Sei pagine e mezzo di necrologi. Tante furono necessarie a La Stampa, nell’agosto 2008, per far spazio al cordoglio di Torino dopo la tragica morte di Andrea Pininfarina, 51 anni appena. Quel giorno, con il suo giovane presidente, cominciò a morire anche la storica carrozzeria. Oggi la morte del padre Sergio, l’uomo che portò il marchio Pininfarina ai vertici, assomiglia alla triste certificazione di un trapasso epocale anche per la grande carrozzeria torinese.

Dopo i fasti del secolo scorso, la Pinifarina – ormai – ha di fatto cessato la produzione. L’ultimo sogno, quello della vettura elettrica made in Piemonte studiato da Andrea Pininfarina in tandem con il finanziere francese Vincent Bollorè, è naufragato. Dall’ottobre 2011 le ultime tute blu dello stabilimento di San Giorgio Canavese e gli impiegati del quartier generale di Cambiano – in tutto 127 persone – sono stati messi in mobilità.

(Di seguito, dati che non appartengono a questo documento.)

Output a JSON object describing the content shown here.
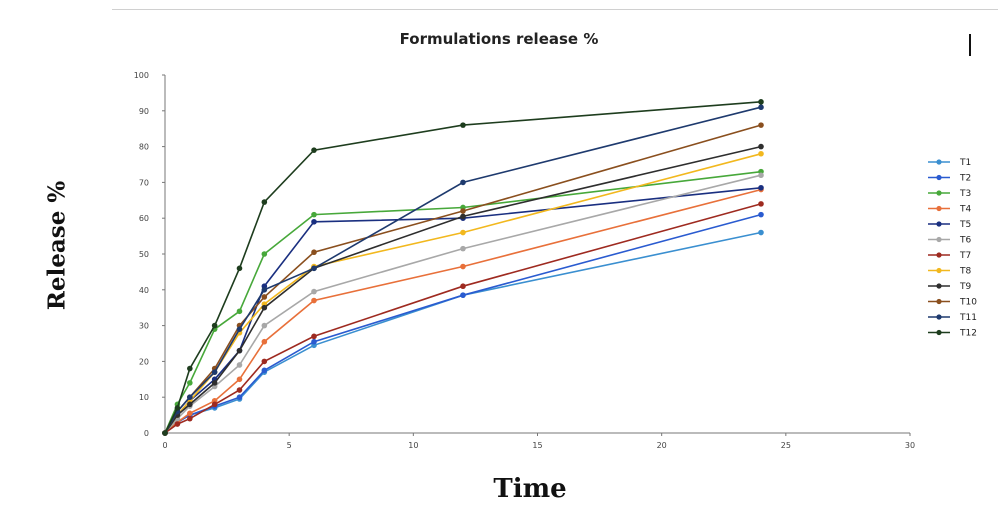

Gli ex lavoratori dello stabilimento di Grugliasco, invece, sono stati “ceduti” insieme alla loro fabbrica alla De Tomaso della famiglia Rossignolo, che voleva creare il secondo polo automobilistico italiano dopo Fiat e non è mai riuscita ad avviare la produzione. E quasi sicuramente mai lo farà. Il marchio Pininfarina rimane in piedi per le attività legate alla progettazione e ai prototipi.

Troppo poco per Torino, abituata – nonostante tutto – a sentirsi ancora il centro del mondo, quando il mondo si declina secondo il linguaggio dell’eleganza e del design dell’auto. Un mondo che aveva tre poli: Pinifarina, Bertone e Giugiaro. La prima arranca, la seconda – finita in mano Fiat – attende le Maserati di Fabbrica Italia e forse le avrà, la terza ha deciso di rivolgersi altrove, alla Volkswagen. E forse ha fatto la scelta giusta, visto che la Italdesign, negli ultimi tempi, è stata una delle poche aziende capaci di assumere invece di smobilitare.

La notizia della morte di Sergio Pinifarina arriva sotto la Mole nello stesso giorno in cui la Fiat presenta la 500L, la versione familiare dell’ultimo successo del Lingotto. Cinque anni fa il lancio della 500 fu in mondovisione, luci, fuochi d’artificio, giochi d’acqua sul Po e passerella di jet set sul palcoscenico di piazza Vittorio. Oggi il nuovo modello sarà esibito al chiuso delle ex Officine Grandi Riparazioni, la location di “Quello che non ho” di Fazio e Saviano. Poteva essere una nuova festa per Torino. Non lo sarà. La 500L, promessa da Marchionne a Mirafiori, sarà prodotta in Serbia grazie ai generosi finanziamenti pubblici del governo di Belgrado.

A Torino qualcuno crede ancora alle promesse di Marchionne? Chissà. Intanto, oltre alla Fiat, c’è un distretto dell’auto ancora in vita, nonostante tutto. La scommessa, già timidamente avviata, è quella di separare le sorti da quelle del Lingotto. Sperando che non sia troppo tardi.